O Chile, em especial, se destaca globalmente pelo investimento em fibra óptica e por já ofertar planos residenciais de até 8 Gbps, com ISPs se preparando para pacotes de até 50 Gbps. O tempo médio para carregar uma página neste país com Wi-Fi 6 foi de 2,44 segundos, menos da metade do tempo registrado em conexões com Wi-Fi 4.
Segundo ele, a evolução tecnológica é diretamente refletida em ganhos de velocidade e qualidade de experiência: conexões em Wi-Fi 4 registram médias próximas de 30 Mbps, enquanto o Wi-Fi 6 entrega até uma vez e meia mais desempenho, reduzindo pela metade o tempo de carregamento de páginas e melhorando o início de vídeos.
Na Venezuela, por exemplo, quase metade dos testes ainda ocorre em Wi-Fi 4, o que compromete a experiência dos usuários.
Para fazer a medição, a Ookla utiliza uma combinação de métricas, sobretudo o Speedtest, onde tem hospedado seu próprio software para checar o tempo de carregamento para cada utilização do usuário, bem como sua percepção da experiência. Para chegar aos presentes dados, a medição avaliou velocidade de download, upload e experiência do usuário em navegação, vídeo e jogos.
Jonathan destacou também a importância da evolução tecnológica para a experiência do usuário. O Wi-Fi 7, ainda em fase inicial de adoção, já demonstra saltos expressivos de velocidade.
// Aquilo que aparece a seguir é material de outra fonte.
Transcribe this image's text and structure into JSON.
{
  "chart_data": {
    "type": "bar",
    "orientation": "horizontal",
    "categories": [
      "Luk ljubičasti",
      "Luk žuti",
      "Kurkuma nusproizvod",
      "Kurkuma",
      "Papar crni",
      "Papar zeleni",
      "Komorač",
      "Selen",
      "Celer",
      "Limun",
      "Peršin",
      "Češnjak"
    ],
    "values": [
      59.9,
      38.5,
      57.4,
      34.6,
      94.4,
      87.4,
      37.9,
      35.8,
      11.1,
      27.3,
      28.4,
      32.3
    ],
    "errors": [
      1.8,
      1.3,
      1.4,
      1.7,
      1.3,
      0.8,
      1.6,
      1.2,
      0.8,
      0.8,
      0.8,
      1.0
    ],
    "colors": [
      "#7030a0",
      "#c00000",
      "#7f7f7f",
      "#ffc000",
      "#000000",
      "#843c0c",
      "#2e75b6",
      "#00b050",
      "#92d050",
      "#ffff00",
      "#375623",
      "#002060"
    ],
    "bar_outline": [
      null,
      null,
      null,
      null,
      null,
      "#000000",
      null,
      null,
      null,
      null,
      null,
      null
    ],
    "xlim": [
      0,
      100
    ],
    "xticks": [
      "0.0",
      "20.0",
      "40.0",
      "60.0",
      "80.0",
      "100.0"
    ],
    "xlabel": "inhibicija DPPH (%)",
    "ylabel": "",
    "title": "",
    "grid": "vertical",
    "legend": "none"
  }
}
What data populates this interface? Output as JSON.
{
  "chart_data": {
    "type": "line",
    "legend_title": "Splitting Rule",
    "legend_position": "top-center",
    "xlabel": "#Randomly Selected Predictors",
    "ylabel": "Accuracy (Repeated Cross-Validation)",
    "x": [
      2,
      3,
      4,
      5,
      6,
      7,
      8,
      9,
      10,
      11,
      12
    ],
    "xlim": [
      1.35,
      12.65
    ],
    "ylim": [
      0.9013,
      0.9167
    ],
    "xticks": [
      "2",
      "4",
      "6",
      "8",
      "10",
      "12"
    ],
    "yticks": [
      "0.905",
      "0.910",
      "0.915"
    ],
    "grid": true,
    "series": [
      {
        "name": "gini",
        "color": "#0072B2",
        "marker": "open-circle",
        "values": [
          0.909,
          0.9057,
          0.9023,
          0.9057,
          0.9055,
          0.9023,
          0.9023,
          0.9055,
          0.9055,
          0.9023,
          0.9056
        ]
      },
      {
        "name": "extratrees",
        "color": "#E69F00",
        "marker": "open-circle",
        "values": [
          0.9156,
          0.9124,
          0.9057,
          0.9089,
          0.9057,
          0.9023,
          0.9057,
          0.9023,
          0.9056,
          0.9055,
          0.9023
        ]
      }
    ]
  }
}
No Uruguai, as amostras coletadas com Wi-Fi 7 alcançaram 579 Mbps, contra 34 Mbps no Wi-Fi 6. No Brasil, a tendência de migração para Wi-Fi 6 e 7 também é clara, mas esbarra em desafios de investimento e substituição de equipamentos antigos.
O estudo identificou que a percepção de velocidade não depende apenas do plano contratado, mas de fatores como cobertura de sinal, interferência, frequência utilizada e tipo de equipamento instalado na residência.
Os dados mostram ainda que usuários conectados em áreas com sinal inferior a -70 dBm dificilmente alcançam velocidades acima de 100 Mbps, mesmo em planos avançados.
Outro ponto relevante é a saturação da rede em horários de pico. Em localidades brasileiras como a Praia de Boa Viagem e a Praia do Flamengo, verificou-se degradação da performance em períodos de maior uso, com redução na consistência e na simetria da conexão.
ISPs que mantêm consistência durante o dia apresentam velocidades de download acima de 50 Mbps e upload acima de 25 Mbps, enquanto outros registram quedas significativas.
Além da medição de velocidade, a Ookla utiliza dados do Downdetector para cruzar informações sobre indisponibilidade de serviços e percepção do usuário, identificando, por exemplo, quando falhas percebidas não estão relacionadas à rede wi-fi doméstica, mas a serviços externos como redes sociais ou aplicativos.